AG to probe alleged fraud by contractor and architect

By Constantinos Psillides

THE case of suspected conspiracy between a contractor and an architect commissioned to build a government building, in which they appear to have sneaked a payment of €500,000 to build the architect’s home, is headed to the Attorney-general’s office.

Daily Politis reported on Friday that Auditor-general Odysseas Michaelides sent an urgent letter to the office of AG Costas Clerides, detailing his findings.

Michaelides stated on Thursday that the Audit Service’s investigation has revealed attempted cover-ups of construction flaws and the authorisation of unjustified payments.

The Auditor-general had claimed that the contractor was also commissioned to build the architect’s home for no fee. He specified that the government complex that the two were commissioned to build was worth tens of millions of euros.
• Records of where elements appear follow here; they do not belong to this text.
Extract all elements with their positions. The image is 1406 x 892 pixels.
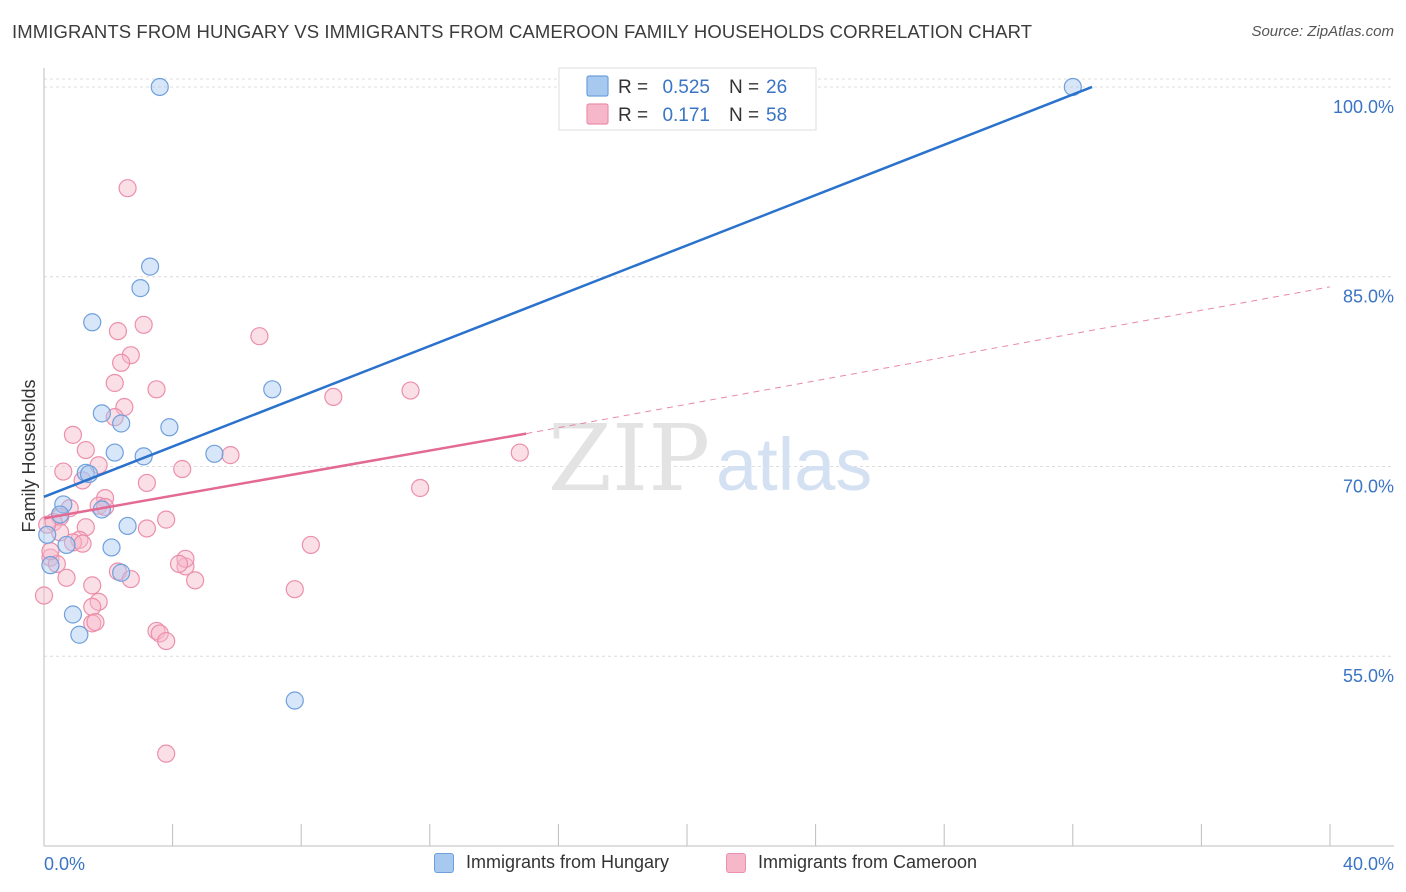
hungary-point: [131, 279, 150, 298]
axes: [43, 68, 1394, 847]
y-axis-label: Family Households: [19, 379, 39, 532]
hungary-point: [105, 443, 124, 462]
legend-item-cameroon: Immigrants from Cameroon: [726, 852, 977, 873]
cameroon-point: [510, 443, 529, 462]
cameroon-point: [38, 515, 57, 534]
x-tick-labels: 0.0% 40.0%: [44, 854, 1394, 874]
legend-label-hungary: Immigrants from Hungary: [466, 852, 670, 872]
cameroon-point: [121, 346, 140, 365]
hungary-point: [112, 414, 131, 433]
cameroon-point: [301, 535, 320, 555]
legend-swatch-cameroon: [726, 852, 746, 873]
legend-r-value: 0.171: [662, 105, 710, 126]
hungary-point: [92, 404, 111, 423]
legend-n-value: 58: [766, 105, 787, 126]
cameroon-point: [57, 568, 76, 587]
hungary-point: [57, 535, 76, 555]
cameroon-point: [157, 631, 176, 651]
y-tick-label: 85.0%: [1343, 287, 1394, 307]
hungary-point: [140, 257, 160, 276]
cameroon-point: [147, 380, 166, 399]
y-tick-label: 55.0%: [1343, 666, 1394, 686]
x-tick-label: 40.0%: [1343, 854, 1394, 874]
hungary-point: [112, 563, 131, 582]
cameroon-trend-extension: [526, 286, 1331, 435]
hungary-point: [285, 691, 304, 710]
cameroon-point: [73, 534, 92, 553]
cameroon-point: [105, 373, 124, 393]
cameroon-point: [121, 569, 140, 589]
hungary-point: [41, 556, 60, 575]
y-tick-label: 70.0%: [1343, 476, 1394, 496]
cameroon-point: [157, 744, 176, 763]
source-label: Source: ZipAtlas.com: [1251, 23, 1394, 40]
cameroon-point: [86, 612, 105, 632]
cameroon-point: [324, 387, 343, 407]
hungary-point: [54, 495, 73, 514]
hungary-point: [118, 516, 137, 536]
cameroon-point: [401, 381, 420, 400]
hungary-point: [205, 444, 224, 463]
hungary-point: [70, 625, 89, 644]
cameroon-point: [83, 597, 102, 617]
cameroon-point: [250, 327, 269, 346]
cameroon-point: [54, 462, 73, 481]
cameroon-point: [173, 459, 192, 479]
y-tick-labels: 55.0% 70.0% 85.0% 100.0%: [1333, 97, 1394, 686]
legend-r-label: R =: [618, 77, 648, 98]
series-hungary-points: [38, 77, 1082, 710]
legend-bottom: Immigrants from Hungary Immigrants from …: [0, 852, 1406, 878]
cameroon-point: [411, 478, 430, 498]
hungary-point: [83, 313, 102, 332]
cameroon-point: [285, 580, 304, 599]
hungary-point: [38, 525, 57, 544]
cameroon-point: [186, 571, 205, 590]
legend-n-value: 26: [766, 77, 787, 98]
grid-lines: [44, 78, 1394, 657]
legend-item-hungary: Immigrants from Hungary: [434, 852, 669, 873]
cameroon-point: [169, 554, 189, 573]
legend-r-value: 0.525: [662, 77, 710, 98]
hungary-point: [263, 380, 282, 399]
legend-swatch-cameroon: [586, 103, 609, 125]
legend-top: R = 0.525 N = 26 R = 0.171 N = 58: [558, 67, 817, 131]
cameroon-point: [221, 446, 240, 465]
cameroon-point: [134, 315, 153, 334]
chart-title: IMMIGRANTS FROM HUNGARY VS IMMIGRANTS FR…: [12, 21, 1033, 42]
legend-label-cameroon: Immigrants from Cameroon: [758, 852, 978, 872]
hungary-point: [63, 605, 83, 624]
cameroon-point: [118, 179, 137, 198]
cameroon-point: [137, 473, 156, 493]
cameroon-point: [63, 425, 83, 444]
watermark-zip: ZIP: [548, 405, 710, 512]
hungary-point: [160, 418, 179, 437]
cameroon-point: [76, 440, 95, 460]
cameroon-point: [83, 576, 102, 595]
cameroon-point: [108, 322, 128, 341]
legend-swatch-hungary: [586, 75, 609, 97]
hungary-point: [102, 538, 121, 557]
cameroon-point: [137, 519, 156, 538]
watermark-atlas: atlas: [716, 423, 872, 506]
y-tick-label: 100.0%: [1333, 97, 1394, 117]
legend-n-label: N =: [729, 105, 759, 126]
cameroon-point: [34, 586, 54, 605]
hungary-trend-line: [43, 85, 1093, 499]
legend-n-label: N =: [729, 77, 759, 98]
x-tick-label: 0.0%: [44, 854, 85, 874]
cameroon-trend-line: [43, 432, 527, 520]
cameroon-point: [157, 510, 176, 529]
legend-swatch-hungary: [434, 852, 454, 873]
cameroon-point: [112, 353, 131, 372]
cameroon-point: [150, 624, 169, 643]
trend-lines: [43, 85, 1331, 520]
legend-r-label: R =: [618, 105, 648, 126]
hungary-point: [150, 77, 169, 97]
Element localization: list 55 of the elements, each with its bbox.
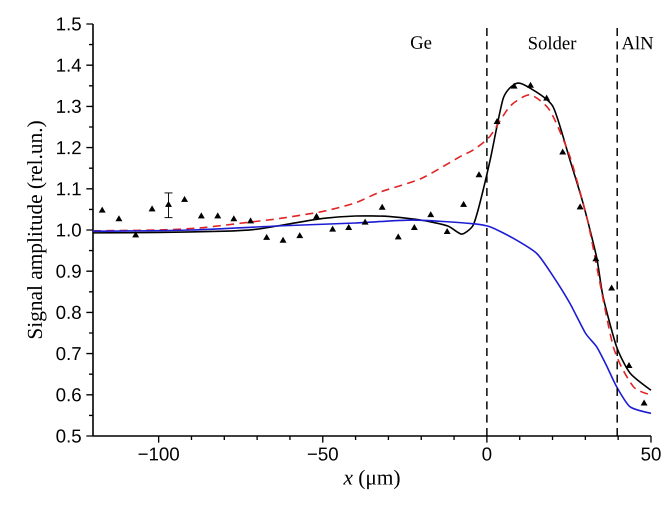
point: [444, 228, 450, 234]
x-tick-label: 0: [482, 447, 492, 461]
point: [378, 204, 386, 210]
y-tick-label: 1.0: [57, 223, 81, 237]
y-tick-label: 0.6: [56, 388, 81, 402]
y-tick-label: 0.7: [56, 346, 81, 360]
point: [543, 94, 550, 101]
x-tick-label: −50: [308, 447, 338, 461]
y-axis-title: Signal amplitude (rel.un.): [27, 121, 47, 338]
point: [640, 400, 648, 406]
x-tick-label: 50: [641, 447, 661, 461]
y-tick-label: 1.2: [57, 141, 81, 154]
point: [313, 213, 320, 219]
point: [116, 216, 122, 222]
y-tick-label: 1.3: [57, 100, 81, 114]
point: [296, 232, 304, 238]
point: [411, 224, 418, 230]
point: [427, 211, 434, 218]
point: [494, 118, 500, 124]
point: [592, 256, 600, 262]
line-series: [92, 219, 652, 414]
y-tick-label: 0.5: [56, 429, 81, 443]
y-tick-label: 0.8: [56, 306, 81, 320]
x-axis-title: x (μm): [343, 470, 400, 490]
point: [98, 206, 106, 213]
point: [460, 201, 467, 207]
point: [394, 234, 402, 240]
point: [165, 201, 172, 207]
annotation: Solder: [528, 36, 576, 50]
point: [510, 82, 518, 89]
point: [626, 362, 632, 368]
point: [181, 196, 188, 202]
annotation: AlN: [622, 36, 654, 50]
point: [362, 218, 368, 225]
point: [527, 82, 534, 88]
point: [476, 171, 482, 178]
x-tick-label: −100: [138, 447, 179, 461]
point: [608, 284, 615, 291]
point: [280, 236, 286, 243]
point: [148, 206, 156, 212]
point: [198, 212, 205, 218]
annotation: Ge: [410, 36, 432, 49]
point: [345, 224, 352, 230]
point: [576, 204, 584, 210]
y-tick-label: 1.5: [57, 17, 81, 31]
point: [247, 218, 254, 224]
point: [329, 226, 336, 232]
y-tick-label: 0.9: [56, 264, 81, 278]
point: [132, 232, 139, 238]
point: [559, 148, 566, 155]
y-tick-label: 1.1: [57, 182, 81, 196]
point: [263, 234, 270, 240]
point: [214, 212, 221, 218]
y-tick-label: 1.4: [57, 58, 82, 72]
point: [230, 216, 238, 222]
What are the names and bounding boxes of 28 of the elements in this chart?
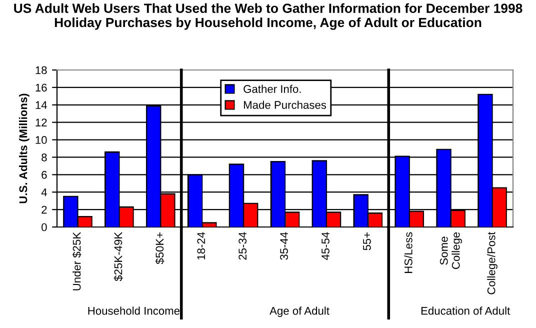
text: Education of Adult [421,306,510,315]
text: Age of Adult [270,306,330,317]
chart-title: US Adult Web Users That Used the Web to Gather Information for December 1998 Holiday Purchases by Household Income, Age of Adult or Education [14,3,522,30]
x-tick-label: HS/Less [404,232,412,273]
y-tick-label: 6 [42,170,47,179]
x-tick-label: 55+ [363,232,371,250]
x-tick-label: 18-24 [197,232,206,260]
x-tick-label: 25-34 [238,232,247,260]
legend-label: Gather Info. [244,84,301,93]
x-tick-label: Under $25K [72,232,82,290]
x-tick-label: $50K+ [155,232,164,264]
text: Household Income [88,306,180,315]
y-tick-label: 8 [42,153,47,162]
x-tick-label: $25K-49K [114,232,123,282]
x-tick-label: 45-54 [322,232,330,260]
y-tick-label: 4 [41,188,47,196]
y-axis-title: U.S. Adults (Millions) [19,94,30,204]
y-tick-label: 2 [42,206,47,214]
x-tick-label: College/Post [487,232,498,294]
legend-label: Made Purchases [244,100,326,109]
y-tick-label: 0 [42,223,47,232]
x-tick-label: Some College [440,232,462,269]
y-tick-label: 16 [36,84,47,92]
y-tick-label: 10 [36,136,47,144]
y-tick-label: 12 [36,118,47,126]
y-tick-label: 14 [36,101,47,109]
x-tick-label: 35-44 [280,232,288,260]
y-tick-label: 18 [36,66,47,74]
Politis went a step further, revealing that the project in question is the new Cyprus Theatre Organisation building, opposite the Finance ministry in Nicosia, that the contractor is Miltiades Neophytou and the architect’s firm is Kythreotis Architects.

Kythreotis was not available for comment.

An high ranking official from the Miltiades Neophytou firm told the Cyprus Mail that that the company had done everything “by the book”, both in the case of the theatre contract and the architect’s house.

It was reported that the architect authorised a payment for the sum of €500,000 from the government project’s budget, for which insufficient justification has been found, at roughly the same period when the contractor had undertaken to build the architect’s home.

The contract governing the project apparently allowed the architect such authorisation rights, in contrast with other government contracts in which the release of funds would also require a sign-off from the project’s quantity surveyor.

The Audit Service also found that, during the same period, the contractor filed for the return of VAT paid on the construction of the architect’s house, but no proof of payment from the owner of the house, meaning the architect, could be furnished.

And when the contractor was asked to explain the incident, he claimed that in lieu of payment for the construction of the house, the architect had transferred building coefficients of commensurate value from a “preserved” building he owned, to his construction company.